By Patrick Bérubé
Jun 18, 2010 - 8:06
The first time I actually read a Bringing Up Father comic strip was in Art Spiegelman's In the Shadow of No Towers. Spiegelman had decided to reprint various classic strips which he found particularly adapted to the 9/11 situation. My first reaction after reading George McManus' strip was how still relevant was the topic and with that in mind I delved into this volume reprinting strips from 1913 to 1914, hoping that I would feel the same way for the rest of McManus' landmark creation.
For those who do not know this classic strip, Bringing Up Father is the creation of George McManus, which he drew for forty years. It is about Jiggs, an Irish immigrant who suddenly becomes rich and his wife, Maggie, who with her husband’s new fortune hopes to one day make it into the so-called high society. Unfortunately for her, even with all his money, Jiggs is still at heart a simple guy who prefers to hang at the saloon and enjoy a beer instead of trying to marry his daughter to a duke or to act like a nobleman.

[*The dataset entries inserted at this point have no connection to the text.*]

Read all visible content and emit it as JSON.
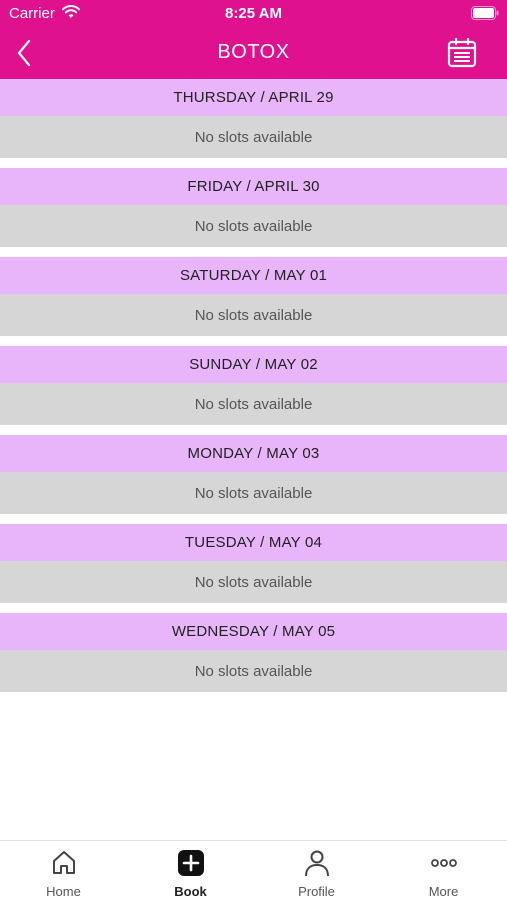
{
  "status_bar": {
    "carrier": "Carrier",
    "time": "8:25 AM"
  },
  "nav": {
    "title": "BOTOX",
    "back_icon": "chevron-left-icon",
    "calendar_icon": "calendar-icon"
  },
  "days": [
    {
      "header": "THURSDAY / APRIL 29",
      "slots": "No slots available"
    },
    {
      "header": "FRIDAY / APRIL 30",
      "slots": "No slots available"
    },
    {
      "header": "SATURDAY / MAY 01",
      "slots": "No slots available"
    },
    {
      "header": "SUNDAY / MAY 02",
      "slots": "No slots available"
    },
    {
      "header": "MONDAY / MAY 03",
      "slots": "No slots available"
    },
    {
      "header": "TUESDAY / MAY 04",
      "slots": "No slots available"
    },
    {
      "header": "WEDNESDAY / MAY 05",
      "slots": "No slots available"
    }
  ],
  "tabs": [
    {
      "label": "Home",
      "icon": "home-icon",
      "active": false
    },
    {
      "label": "Book",
      "icon": "plus-square-icon",
      "active": true
    },
    {
      "label": "Profile",
      "icon": "person-icon",
      "active": false
    },
    {
      "label": "More",
      "icon": "more-dots-icon",
      "active": false
    }
  ],
  "colors": {
    "brand": "#e0118f",
    "day_header": "#e8b5fa",
    "slot_bg": "#d6d6d6"
  }
}
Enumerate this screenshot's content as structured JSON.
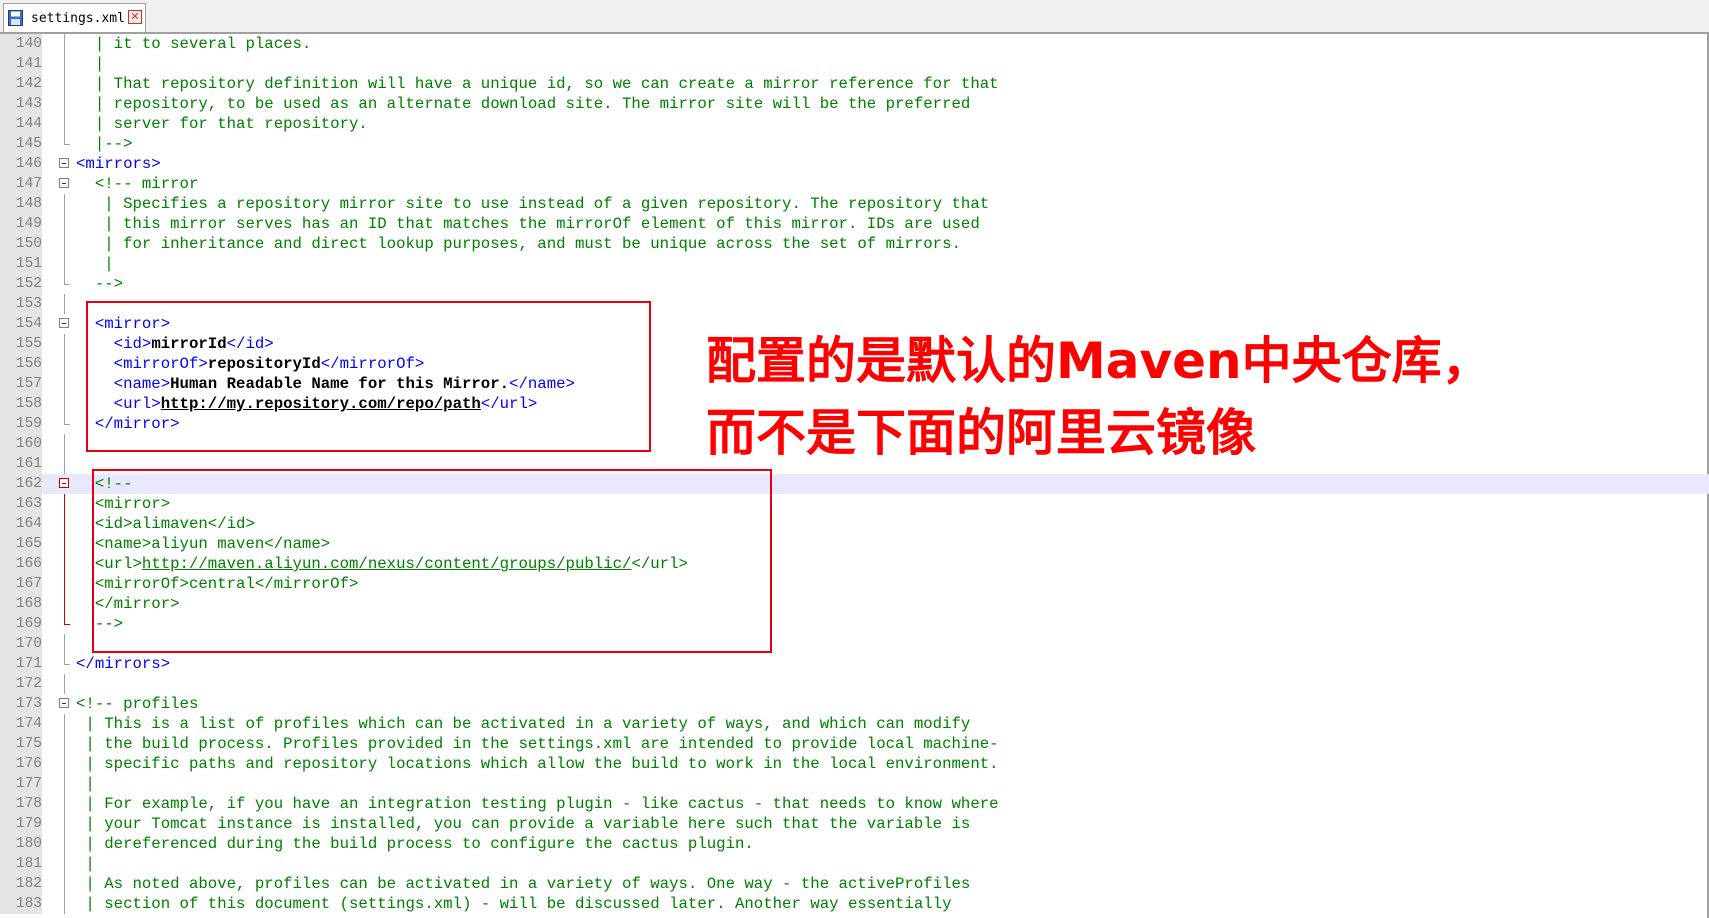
{
  "tab": {
    "filename": "settings.xml",
    "close_symbol": "✕"
  },
  "annotation": {
    "line1": "配置的是默认的Maven中央仓库，",
    "line2": "而不是下面的阿里云镜像"
  },
  "lines": [
    {
      "n": "140",
      "fold": "line",
      "parts": [
        [
          "comment",
          "  | it to several places."
        ]
      ]
    },
    {
      "n": "141",
      "fold": "line",
      "parts": [
        [
          "comment",
          "  |"
        ]
      ]
    },
    {
      "n": "142",
      "fold": "line",
      "parts": [
        [
          "comment",
          "  | That repository definition will have a unique id, so we can create a mirror reference for that"
        ]
      ]
    },
    {
      "n": "143",
      "fold": "line",
      "parts": [
        [
          "comment",
          "  | repository, to be used as an alternate download site. The mirror site will be the preferred"
        ]
      ]
    },
    {
      "n": "144",
      "fold": "line",
      "parts": [
        [
          "comment",
          "  | server for that repository."
        ]
      ]
    },
    {
      "n": "145",
      "fold": "end",
      "parts": [
        [
          "comment",
          "  |-->"
        ]
      ]
    },
    {
      "n": "146",
      "fold": "box",
      "parts": [
        [
          "tag",
          "<mirrors>"
        ]
      ]
    },
    {
      "n": "147",
      "fold": "box",
      "parts": [
        [
          "comment",
          "  <!-- mirror"
        ]
      ]
    },
    {
      "n": "148",
      "fold": "line",
      "parts": [
        [
          "comment",
          "   | Specifies a repository mirror site to use instead of a given repository. The repository that"
        ]
      ]
    },
    {
      "n": "149",
      "fold": "line",
      "parts": [
        [
          "comment",
          "   | this mirror serves has an ID that matches the mirrorOf element of this mirror. IDs are used"
        ]
      ]
    },
    {
      "n": "150",
      "fold": "line",
      "parts": [
        [
          "comment",
          "   | for inheritance and direct lookup purposes, and must be unique across the set of mirrors."
        ]
      ]
    },
    {
      "n": "151",
      "fold": "line",
      "parts": [
        [
          "comment",
          "   |"
        ]
      ]
    },
    {
      "n": "152",
      "fold": "end",
      "parts": [
        [
          "comment",
          "  -->"
        ]
      ]
    },
    {
      "n": "153",
      "fold": "line",
      "parts": []
    },
    {
      "n": "154",
      "fold": "box",
      "parts": [
        [
          "tag",
          "  <mirror>"
        ]
      ]
    },
    {
      "n": "155",
      "fold": "line",
      "parts": [
        [
          "tag",
          "    <id>"
        ],
        [
          "text",
          "mirrorId"
        ],
        [
          "tag",
          "</id>"
        ]
      ]
    },
    {
      "n": "156",
      "fold": "line",
      "parts": [
        [
          "tag",
          "    <mirrorOf>"
        ],
        [
          "text",
          "repositoryId"
        ],
        [
          "tag",
          "</mirrorOf>"
        ]
      ]
    },
    {
      "n": "157",
      "fold": "line",
      "parts": [
        [
          "tag",
          "    <name>"
        ],
        [
          "text",
          "Human Readable Name for this Mirror."
        ],
        [
          "tag",
          "</name>"
        ]
      ]
    },
    {
      "n": "158",
      "fold": "line",
      "parts": [
        [
          "tag",
          "    <url>"
        ],
        [
          "link",
          "http://my.repository.com/repo/path"
        ],
        [
          "tag",
          "</url>"
        ]
      ]
    },
    {
      "n": "159",
      "fold": "end",
      "parts": [
        [
          "tag",
          "  </mirror>"
        ]
      ]
    },
    {
      "n": "160",
      "fold": "line",
      "parts": []
    },
    {
      "n": "161",
      "fold": "line",
      "parts": []
    },
    {
      "n": "162",
      "fold": "redbox",
      "highlight": true,
      "parts": [
        [
          "comment",
          "  <!--"
        ]
      ]
    },
    {
      "n": "163",
      "fold": "redline",
      "parts": [
        [
          "comment",
          "  <mirror>"
        ]
      ]
    },
    {
      "n": "164",
      "fold": "redline",
      "parts": [
        [
          "comment",
          "  <id>alimaven</id>"
        ]
      ]
    },
    {
      "n": "165",
      "fold": "redline",
      "parts": [
        [
          "comment",
          "  <name>aliyun maven</name>"
        ]
      ]
    },
    {
      "n": "166",
      "fold": "redline",
      "parts": [
        [
          "comment",
          "  <url>"
        ],
        [
          "clink",
          "http://maven.aliyun.com/nexus/content/groups/public/"
        ],
        [
          "comment",
          "</url>"
        ]
      ]
    },
    {
      "n": "167",
      "fold": "redline",
      "parts": [
        [
          "comment",
          "  <mirrorOf>central</mirrorOf>"
        ]
      ]
    },
    {
      "n": "168",
      "fold": "redline",
      "parts": [
        [
          "comment",
          "  </mirror>"
        ]
      ]
    },
    {
      "n": "169",
      "fold": "redend",
      "parts": [
        [
          "comment",
          "  -->"
        ]
      ]
    },
    {
      "n": "170",
      "fold": "line",
      "parts": []
    },
    {
      "n": "171",
      "fold": "end",
      "parts": [
        [
          "tag",
          "</mirrors>"
        ]
      ]
    },
    {
      "n": "172",
      "fold": "line",
      "parts": []
    },
    {
      "n": "173",
      "fold": "box",
      "parts": [
        [
          "comment",
          "<!-- profiles"
        ]
      ]
    },
    {
      "n": "174",
      "fold": "line",
      "parts": [
        [
          "comment",
          " | This is a list of profiles which can be activated in a variety of ways, and which can modify"
        ]
      ]
    },
    {
      "n": "175",
      "fold": "line",
      "parts": [
        [
          "comment",
          " | the build process. Profiles provided in the settings.xml are intended to provide local machine-"
        ]
      ]
    },
    {
      "n": "176",
      "fold": "line",
      "parts": [
        [
          "comment",
          " | specific paths and repository locations which allow the build to work in the local environment."
        ]
      ]
    },
    {
      "n": "177",
      "fold": "line",
      "parts": [
        [
          "comment",
          " |"
        ]
      ]
    },
    {
      "n": "178",
      "fold": "line",
      "parts": [
        [
          "comment",
          " | For example, if you have an integration testing plugin - like cactus - that needs to know where"
        ]
      ]
    },
    {
      "n": "179",
      "fold": "line",
      "parts": [
        [
          "comment",
          " | your Tomcat instance is installed, you can provide a variable here such that the variable is"
        ]
      ]
    },
    {
      "n": "180",
      "fold": "line",
      "parts": [
        [
          "comment",
          " | dereferenced during the build process to configure the cactus plugin."
        ]
      ]
    },
    {
      "n": "181",
      "fold": "line",
      "parts": [
        [
          "comment",
          " |"
        ]
      ]
    },
    {
      "n": "182",
      "fold": "line",
      "parts": [
        [
          "comment",
          " | As noted above, profiles can be activated in a variety of ways. One way - the activeProfiles"
        ]
      ]
    },
    {
      "n": "183",
      "fold": "line",
      "parts": [
        [
          "comment",
          " | section of this document (settings.xml) - will be discussed later. Another way essentially"
        ]
      ]
    }
  ]
}
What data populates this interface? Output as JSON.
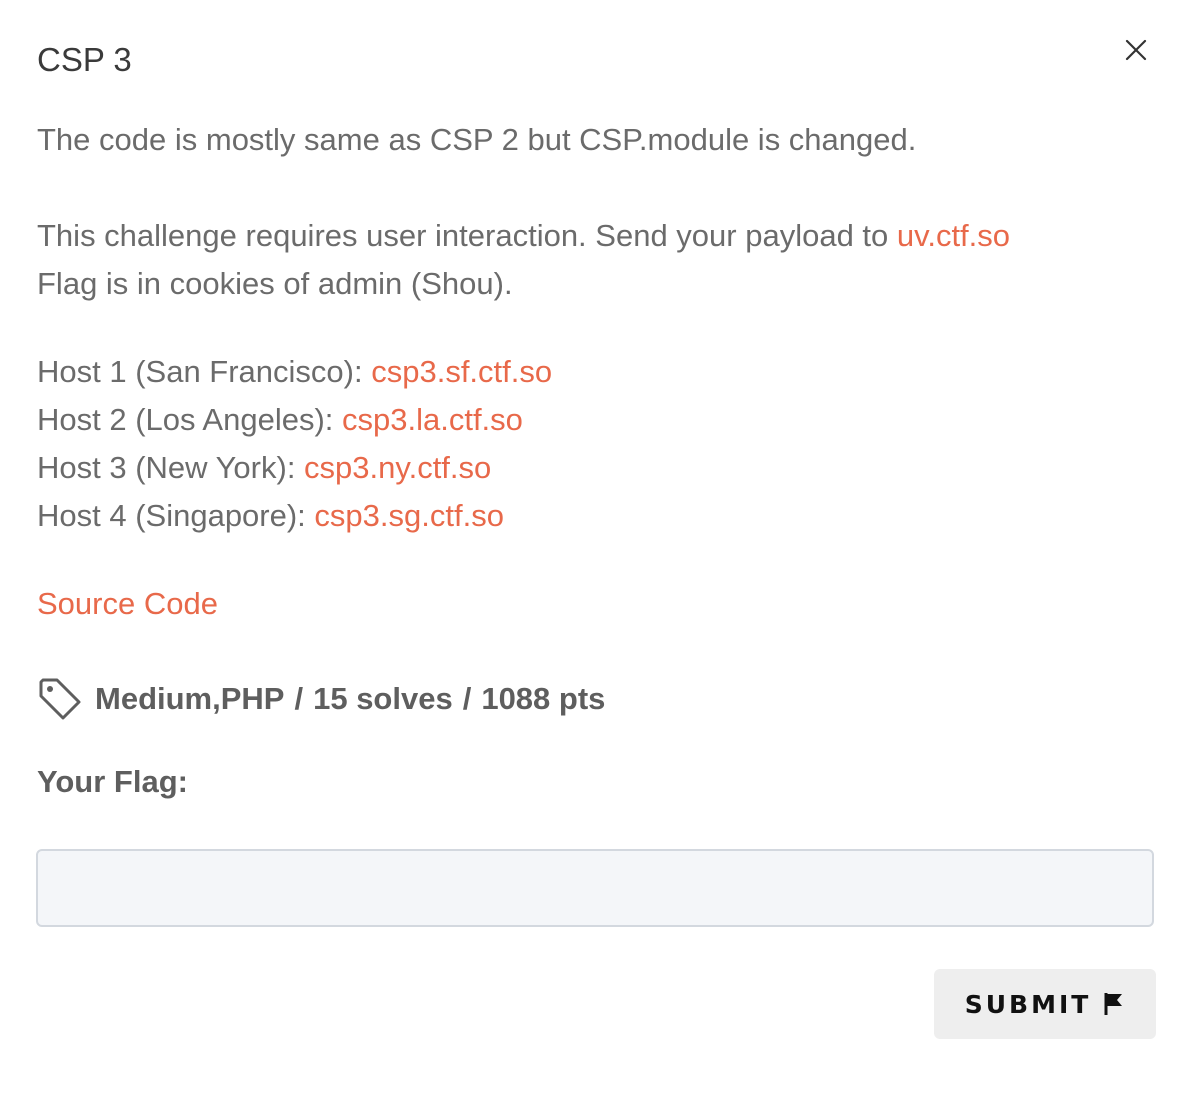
{
  "modal": {
    "title": "CSP 3",
    "close_icon": "close-icon"
  },
  "description": {
    "line1": "The code is mostly same as CSP 2 but CSP.module is changed.",
    "interaction_prefix": "This challenge requires user interaction. Send your payload to ",
    "interaction_link": "uv.ctf.so",
    "flag_location": "Flag is in cookies of admin (Shou).",
    "hosts": [
      {
        "label": "Host 1 (San Francisco): ",
        "link": "csp3.sf.ctf.so"
      },
      {
        "label": "Host 2 (Los Angeles): ",
        "link": "csp3.la.ctf.so"
      },
      {
        "label": "Host 3 (New York): ",
        "link": "csp3.ny.ctf.so"
      },
      {
        "label": "Host 4 (Singapore): ",
        "link": "csp3.sg.ctf.so"
      }
    ],
    "source_code_link": "Source Code"
  },
  "meta": {
    "tag_icon": "tag-icon",
    "tags": "Medium,PHP",
    "separator": "/",
    "solves": "15 solves",
    "points": "1088 pts"
  },
  "flag_form": {
    "label": "Your Flag:",
    "input_value": "",
    "input_placeholder": "",
    "submit_label": "SUBMIT",
    "submit_icon": "flag-icon"
  },
  "colors": {
    "link": "#e8694a",
    "text": "#6b6b6b",
    "title": "#3a3a3a",
    "input_bg": "#f4f6f9",
    "input_border": "#d3d8df",
    "button_bg": "#eeeeee"
  }
}
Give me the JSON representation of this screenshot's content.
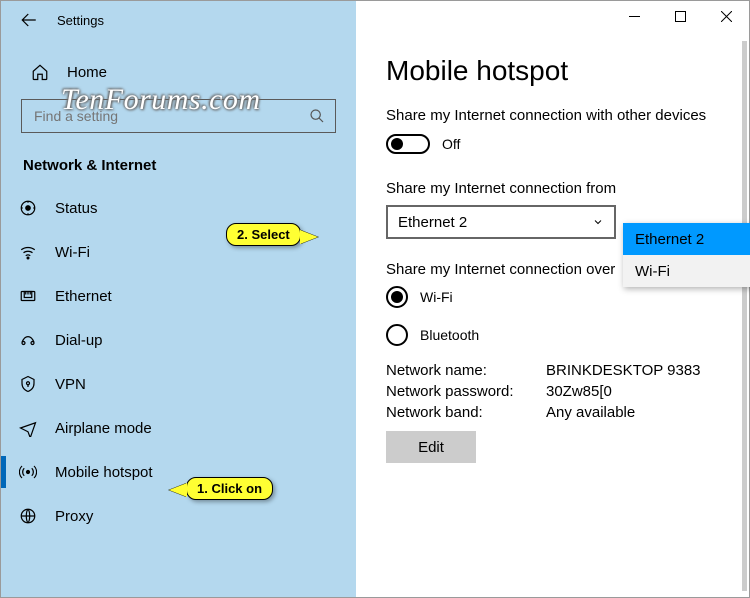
{
  "window": {
    "title": "Settings"
  },
  "watermark": "TenForums.com",
  "sidebar": {
    "home": "Home",
    "search_placeholder": "Find a setting",
    "section": "Network & Internet",
    "items": [
      {
        "label": "Status"
      },
      {
        "label": "Wi-Fi"
      },
      {
        "label": "Ethernet"
      },
      {
        "label": "Dial-up"
      },
      {
        "label": "VPN"
      },
      {
        "label": "Airplane mode"
      },
      {
        "label": "Mobile hotspot"
      },
      {
        "label": "Proxy"
      }
    ]
  },
  "main": {
    "title": "Mobile hotspot",
    "share_label": "Share my Internet connection with other devices",
    "toggle_state": "Off",
    "from_label": "Share my Internet connection from",
    "from_value": "Ethernet 2",
    "from_options": [
      "Ethernet 2",
      "Wi-Fi"
    ],
    "over_label": "Share my Internet connection over",
    "over_options": [
      {
        "label": "Wi-Fi",
        "checked": true
      },
      {
        "label": "Bluetooth",
        "checked": false
      }
    ],
    "info": {
      "name_label": "Network name:",
      "name_value": "BRINKDESKTOP 9383",
      "pw_label": "Network password:",
      "pw_value": "30Zw85[0",
      "band_label": "Network band:",
      "band_value": "Any available"
    },
    "edit": "Edit"
  },
  "callouts": {
    "c1": "1. Click on",
    "c2": "2. Select"
  }
}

I have to admit that I really enjoyed this volume of Bringing Up Father, a lot more than you would expect from an almost century old comic strip in any case. As I mentioned above, the topic alone makes for a universally appealing story and McManus' strip still remains funny even if its context is wildly different from today. He perfectly plays the differences between social classes and he was probably a keen observer since many of his character's behavior are dead on. Visually, he had from the start of the strip a very clear line and most of his characters were already well defined. It really helped me get into this book since many classic strips are quite different in their earlier days and somewhat harder to get used to.
The book in itself is also a part of why I enjoyed it. When reading older reprinted material, I appreciate when the design helps the content shine instead of overshadowing it. This is the clearly the case here as the book simply contain strips, a great introduction by R.C. Harvey and an essential annotation by comic historian Allan Holtz which really helped understand some of the early 20th century pop references.
If you are interested in comic history or if you like classic comic strips you should definitely check out this book.